Surface growth of novel MOFs on AZ31 Mg alloy coated via plasma electrolytic oxidation for enhanced corrosion protection and photocatalytic performance

Abstract

In the pursuit of multifunctional coatings, the controlled growth of materials on stationary platforms holds paramount importance for achieving superior corrosion protection and optimal photocatalytic performance. This study introduces a cutting-edge approach, intertwining bifunctional metal-organic frameworks (MOFs) seamlessly into defective MgO layers produced by the anodic oxidation of AZ31 alloy. Key metallic oxides of Zn, Sn, and V take center stage as metallic sources for MOF formation, complemented by the organic prowess of l-Tryptophan as an α-amino acid linker. Leveraging the electronic structure of metallic oxides reacting with tryptophan molecules, controlled morphologies with distinct characteristics are induced on the defective surface of the MgO layer, enabling the precise modulation of surface defects. The hybrid composite demonstrates an adaptive microstructure in diverse aqueous environments, offering dual functionality with electrochemical stability and visible light photocatalytic activity for crystal violet degradation. Among the samples, the SnOF complex exhibited remarkable electrochemical stability with a low corrosion current density of 7.50 × 10⁻¹⁰ A·cm⁻², along with a 94.56 % degradation efficiency after 90 min under visible light exposure.
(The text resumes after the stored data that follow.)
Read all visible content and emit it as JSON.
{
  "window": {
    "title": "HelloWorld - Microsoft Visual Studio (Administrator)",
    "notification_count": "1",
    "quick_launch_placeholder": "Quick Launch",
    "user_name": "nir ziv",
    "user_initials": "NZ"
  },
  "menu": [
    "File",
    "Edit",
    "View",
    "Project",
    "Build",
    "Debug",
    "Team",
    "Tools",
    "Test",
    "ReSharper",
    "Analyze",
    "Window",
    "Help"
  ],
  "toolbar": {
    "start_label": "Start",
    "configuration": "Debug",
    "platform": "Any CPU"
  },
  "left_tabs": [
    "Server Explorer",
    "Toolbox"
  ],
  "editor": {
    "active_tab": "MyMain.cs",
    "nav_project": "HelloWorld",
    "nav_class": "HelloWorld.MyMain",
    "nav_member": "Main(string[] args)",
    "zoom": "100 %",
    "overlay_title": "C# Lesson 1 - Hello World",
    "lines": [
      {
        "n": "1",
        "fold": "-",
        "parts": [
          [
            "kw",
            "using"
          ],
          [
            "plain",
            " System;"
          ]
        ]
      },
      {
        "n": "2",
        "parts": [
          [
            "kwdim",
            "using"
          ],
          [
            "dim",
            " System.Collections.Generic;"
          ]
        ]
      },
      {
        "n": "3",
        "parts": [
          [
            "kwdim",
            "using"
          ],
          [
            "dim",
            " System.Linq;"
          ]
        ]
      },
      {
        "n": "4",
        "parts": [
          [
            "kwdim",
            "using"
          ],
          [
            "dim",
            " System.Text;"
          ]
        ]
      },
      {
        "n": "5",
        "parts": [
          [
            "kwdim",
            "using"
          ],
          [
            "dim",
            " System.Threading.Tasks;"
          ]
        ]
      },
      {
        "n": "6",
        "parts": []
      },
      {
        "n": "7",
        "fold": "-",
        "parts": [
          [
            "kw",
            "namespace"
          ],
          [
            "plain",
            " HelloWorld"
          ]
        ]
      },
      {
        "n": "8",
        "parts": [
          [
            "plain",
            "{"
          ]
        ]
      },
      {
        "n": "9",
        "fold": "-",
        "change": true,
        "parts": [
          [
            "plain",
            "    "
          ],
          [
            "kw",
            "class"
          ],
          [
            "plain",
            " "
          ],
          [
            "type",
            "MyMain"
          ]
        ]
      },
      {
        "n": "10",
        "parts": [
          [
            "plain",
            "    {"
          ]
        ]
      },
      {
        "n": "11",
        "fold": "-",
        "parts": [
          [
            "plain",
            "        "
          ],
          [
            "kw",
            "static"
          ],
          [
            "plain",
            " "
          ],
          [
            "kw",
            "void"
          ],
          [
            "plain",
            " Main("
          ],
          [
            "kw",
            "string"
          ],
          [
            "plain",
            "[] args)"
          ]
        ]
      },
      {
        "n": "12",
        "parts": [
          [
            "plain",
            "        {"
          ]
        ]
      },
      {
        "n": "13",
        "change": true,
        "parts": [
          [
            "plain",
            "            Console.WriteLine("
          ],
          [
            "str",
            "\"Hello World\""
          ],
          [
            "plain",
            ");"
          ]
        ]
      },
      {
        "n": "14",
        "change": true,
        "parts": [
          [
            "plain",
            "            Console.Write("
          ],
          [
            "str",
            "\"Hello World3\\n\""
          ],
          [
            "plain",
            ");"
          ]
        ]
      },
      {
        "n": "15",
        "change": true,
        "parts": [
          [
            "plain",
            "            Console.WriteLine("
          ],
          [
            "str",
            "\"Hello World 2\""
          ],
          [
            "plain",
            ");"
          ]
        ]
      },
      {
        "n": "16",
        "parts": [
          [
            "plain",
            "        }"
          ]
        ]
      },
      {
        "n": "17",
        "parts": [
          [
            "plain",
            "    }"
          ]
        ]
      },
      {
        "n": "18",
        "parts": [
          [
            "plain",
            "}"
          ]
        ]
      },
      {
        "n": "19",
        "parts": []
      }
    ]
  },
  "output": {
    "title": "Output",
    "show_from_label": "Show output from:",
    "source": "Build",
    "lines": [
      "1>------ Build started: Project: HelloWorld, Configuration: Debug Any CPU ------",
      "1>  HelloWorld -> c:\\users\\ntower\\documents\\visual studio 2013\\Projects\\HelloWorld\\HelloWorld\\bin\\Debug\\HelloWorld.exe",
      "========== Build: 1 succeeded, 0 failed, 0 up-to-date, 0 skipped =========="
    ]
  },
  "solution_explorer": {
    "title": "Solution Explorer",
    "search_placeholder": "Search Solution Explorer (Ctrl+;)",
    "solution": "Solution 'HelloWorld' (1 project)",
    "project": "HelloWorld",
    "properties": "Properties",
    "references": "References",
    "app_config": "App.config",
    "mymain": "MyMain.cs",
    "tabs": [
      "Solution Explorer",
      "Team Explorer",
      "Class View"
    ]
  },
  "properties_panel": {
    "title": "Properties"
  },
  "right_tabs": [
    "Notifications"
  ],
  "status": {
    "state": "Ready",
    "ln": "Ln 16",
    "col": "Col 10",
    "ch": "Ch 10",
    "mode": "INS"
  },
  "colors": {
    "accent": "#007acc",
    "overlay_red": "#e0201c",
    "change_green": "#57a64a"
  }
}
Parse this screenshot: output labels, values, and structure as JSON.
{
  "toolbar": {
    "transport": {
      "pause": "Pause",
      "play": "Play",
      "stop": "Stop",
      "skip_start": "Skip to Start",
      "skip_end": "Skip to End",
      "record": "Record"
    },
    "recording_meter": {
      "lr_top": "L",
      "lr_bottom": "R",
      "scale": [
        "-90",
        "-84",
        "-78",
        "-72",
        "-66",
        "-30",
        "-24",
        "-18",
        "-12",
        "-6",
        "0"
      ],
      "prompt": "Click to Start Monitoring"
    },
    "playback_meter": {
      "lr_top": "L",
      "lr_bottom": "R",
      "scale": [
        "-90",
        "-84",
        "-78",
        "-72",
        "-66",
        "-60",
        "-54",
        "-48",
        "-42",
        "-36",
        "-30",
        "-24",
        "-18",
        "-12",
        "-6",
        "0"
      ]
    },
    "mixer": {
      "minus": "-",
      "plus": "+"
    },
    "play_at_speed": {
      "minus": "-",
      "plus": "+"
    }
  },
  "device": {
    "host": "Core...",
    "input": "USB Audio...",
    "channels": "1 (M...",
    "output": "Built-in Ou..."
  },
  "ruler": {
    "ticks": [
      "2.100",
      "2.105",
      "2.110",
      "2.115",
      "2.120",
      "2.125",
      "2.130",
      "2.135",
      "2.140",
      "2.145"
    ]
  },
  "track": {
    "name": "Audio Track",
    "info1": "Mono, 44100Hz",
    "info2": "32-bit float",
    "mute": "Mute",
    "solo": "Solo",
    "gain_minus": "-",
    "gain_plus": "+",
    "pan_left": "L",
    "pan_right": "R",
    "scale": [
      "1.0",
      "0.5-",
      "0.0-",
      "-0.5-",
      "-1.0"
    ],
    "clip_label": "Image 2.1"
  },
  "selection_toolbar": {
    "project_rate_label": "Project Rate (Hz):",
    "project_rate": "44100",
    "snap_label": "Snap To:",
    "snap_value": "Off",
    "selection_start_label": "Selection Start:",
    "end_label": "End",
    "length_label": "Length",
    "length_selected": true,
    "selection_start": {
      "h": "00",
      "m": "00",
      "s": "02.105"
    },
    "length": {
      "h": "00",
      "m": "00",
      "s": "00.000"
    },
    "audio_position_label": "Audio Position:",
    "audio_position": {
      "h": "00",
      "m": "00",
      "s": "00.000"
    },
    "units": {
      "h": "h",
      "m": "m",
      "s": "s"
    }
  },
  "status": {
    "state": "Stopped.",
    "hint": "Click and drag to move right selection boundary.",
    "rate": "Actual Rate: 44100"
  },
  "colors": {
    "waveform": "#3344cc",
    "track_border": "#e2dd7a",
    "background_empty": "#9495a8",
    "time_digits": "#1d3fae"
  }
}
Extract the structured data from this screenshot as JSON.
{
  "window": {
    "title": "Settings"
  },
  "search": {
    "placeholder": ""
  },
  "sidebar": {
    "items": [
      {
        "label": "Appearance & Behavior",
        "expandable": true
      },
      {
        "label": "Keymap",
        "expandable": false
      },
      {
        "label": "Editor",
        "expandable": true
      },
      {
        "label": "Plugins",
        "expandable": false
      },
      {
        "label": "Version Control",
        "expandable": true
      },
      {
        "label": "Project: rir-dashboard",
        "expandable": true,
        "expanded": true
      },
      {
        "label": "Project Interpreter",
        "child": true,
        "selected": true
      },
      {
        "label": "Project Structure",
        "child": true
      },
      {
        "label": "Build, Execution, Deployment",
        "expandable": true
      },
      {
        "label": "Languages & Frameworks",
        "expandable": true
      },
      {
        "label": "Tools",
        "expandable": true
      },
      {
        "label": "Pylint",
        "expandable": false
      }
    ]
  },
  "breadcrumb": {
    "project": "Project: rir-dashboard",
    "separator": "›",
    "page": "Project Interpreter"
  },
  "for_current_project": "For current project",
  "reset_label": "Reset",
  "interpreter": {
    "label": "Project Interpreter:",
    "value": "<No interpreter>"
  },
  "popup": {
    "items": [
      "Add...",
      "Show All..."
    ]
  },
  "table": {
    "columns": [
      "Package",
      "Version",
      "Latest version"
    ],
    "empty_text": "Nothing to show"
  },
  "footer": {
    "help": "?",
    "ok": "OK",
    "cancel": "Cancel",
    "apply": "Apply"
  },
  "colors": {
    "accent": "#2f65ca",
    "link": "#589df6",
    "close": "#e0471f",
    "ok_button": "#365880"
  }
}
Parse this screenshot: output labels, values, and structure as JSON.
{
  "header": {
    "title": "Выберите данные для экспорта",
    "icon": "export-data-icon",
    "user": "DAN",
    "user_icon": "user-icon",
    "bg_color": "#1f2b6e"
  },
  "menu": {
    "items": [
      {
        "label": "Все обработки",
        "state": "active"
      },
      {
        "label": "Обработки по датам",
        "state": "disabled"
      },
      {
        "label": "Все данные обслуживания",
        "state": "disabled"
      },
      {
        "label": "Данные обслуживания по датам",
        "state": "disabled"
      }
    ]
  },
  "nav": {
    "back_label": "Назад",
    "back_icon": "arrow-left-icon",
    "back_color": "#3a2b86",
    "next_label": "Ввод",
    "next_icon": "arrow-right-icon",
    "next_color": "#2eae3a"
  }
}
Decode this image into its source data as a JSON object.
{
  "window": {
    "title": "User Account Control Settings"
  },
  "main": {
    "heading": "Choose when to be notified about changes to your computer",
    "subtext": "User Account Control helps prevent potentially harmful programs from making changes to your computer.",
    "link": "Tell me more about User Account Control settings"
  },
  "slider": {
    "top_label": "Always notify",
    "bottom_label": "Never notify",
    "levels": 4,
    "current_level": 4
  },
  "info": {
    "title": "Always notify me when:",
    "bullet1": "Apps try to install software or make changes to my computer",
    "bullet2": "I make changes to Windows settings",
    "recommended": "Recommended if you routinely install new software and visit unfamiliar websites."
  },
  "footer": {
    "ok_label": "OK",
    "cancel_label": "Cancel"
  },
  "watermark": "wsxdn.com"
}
The VOF complex, under similar visible light conditions, demonstrated exceptional performance with a higher degradation efficiency of 97.79 % and excellent electrochemical stability characterized by a corrosion current density of 3.26 × 10⁻⁹ A·cm⁻². Additionally, Density Functional Theory (DFT) computations shed light on the basic bonding patterns between MOFs and inorganic components, providing electronic understanding of their electrochemical and photocatalytic activities.